IEEE 754 standard for float64, 32 and 16 use a signed significand and a biased exponent. As a student designing hardware architectures, it makes more sense to me to use two's complement for the significand and exponent parts.
For example, 32 bit (half precision) float is defined such that the first bit represents sign, next 8 bits - exponent (biased by 127) and last 23 bits represent the mantissa. To implement addition/multiplication (of negative numbers), we need to convert mantissa to two's complement and back. The resulting hardware is quite complicated.
Instead, consider if the first 8 bits represent exponent and last 24 bits represent mantissa, both in two's complement. bit shifting, adding and multiplying are relatively straightforward and the hardware is less complicated. In addition, we have a unique zero for significand (two zeros for signed bit representation)
I searched for months to find reasons for these design decisions and found these:
- 2's complement representations are more difficult to compare.
This is true, we need an adder (subtracter) to compare 2's complement.

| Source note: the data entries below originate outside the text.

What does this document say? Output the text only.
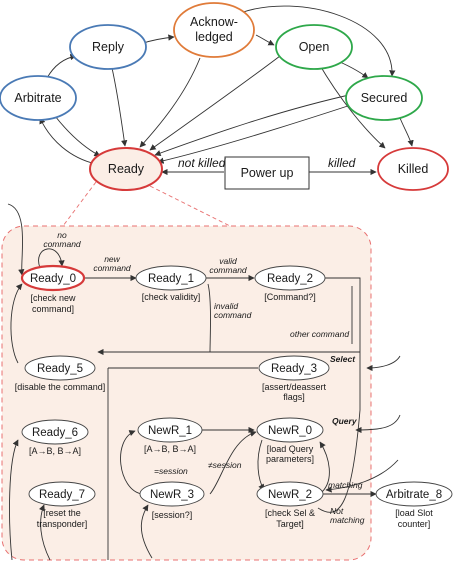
Reply
Acknow-
ledged
Open
Arbitrate	Secured
Ready	Power up	Killed
not killed	killed
Ready_0	Ready_1	Ready_2
Ready_5	Ready_3
Ready_6	NewR_1	NewR_0
Ready_7	NewR_3	NewR_2	Arbitrate_8
[check new
command]
[check validity]	[Command?]
[disable the command]	[assert/deassert
flags]
[A→B, B→A]	[A→B, B→A]	[load Query
parameters]
[reset the
transponder]
[session?]	[check Sel &
Target]
[load Slot
counter]
no
command
new
command
valid
command
invalid
command
other command
Select
Query
=session
≠session
matching
Not
matching
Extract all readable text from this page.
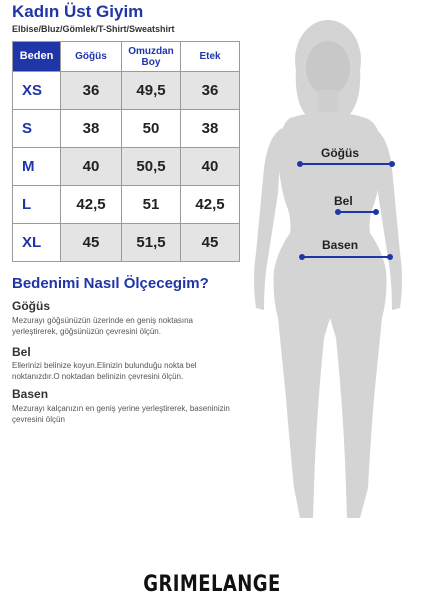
Kadın Üst Giyim
Elbise/Bluz/Gömlek/T-Shirt/Sweatshirt
Beden	Göğüs	Omuzdan Boy	Etek
XS	36	49,5	36
S	38	50	38
M	40	50,5	40
L	42,5	51	42,5
XL	45	51,5	45
Bedenimi Nasıl Ölçecegim?
Göğüs
Mezurayı göğsünüzün üzerinde en geniş noktasına yerleştirerek, göğsünüzün çevresini ölçün.
Bel
Ellerinizi belinize koyun.Elinizin bulunduğu nokta bel noktanızdır.O noktadan belinizin çevresini ölçün.
Basen
Mezurayı kalçanızın en geniş yerine yerleştirerek, baseninizin çevresini ölçün
Göğüs
Bel
Basen
GRIMELANGE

However, for pipelined architectures such as GPUs and my own FPGA based CNN accelerator, we need to avoid variable delay. Comparing a signed representation bit by bit iteratively makes it impossible to predetermine the delay. In my opinion, a subtraction is better in this case.
- Historic reasons: Handling NANs and infs
Maybe we could allocate one or two bits for this. And make significand 23 bits.
- +0 and -0 zero, such that 1/+0 = +inf and 1/-0 = -inf
Now this is a valid reason. It's not really applicable to my use case, but i wonder if it would better if they had implemented this with an additional bit.
My use case
I am building a CNN accelerator on an FPGA. Having predefined delays for multiplication and addition and minimizing hardware complexity are crucial for me. I don't perform division and also I don't have to worry about infs and NANs.
Therefore I have decided to use a custom internal representation of floating points using two's complement representation as described above. Are there any obvious disadvantages I should be careful about?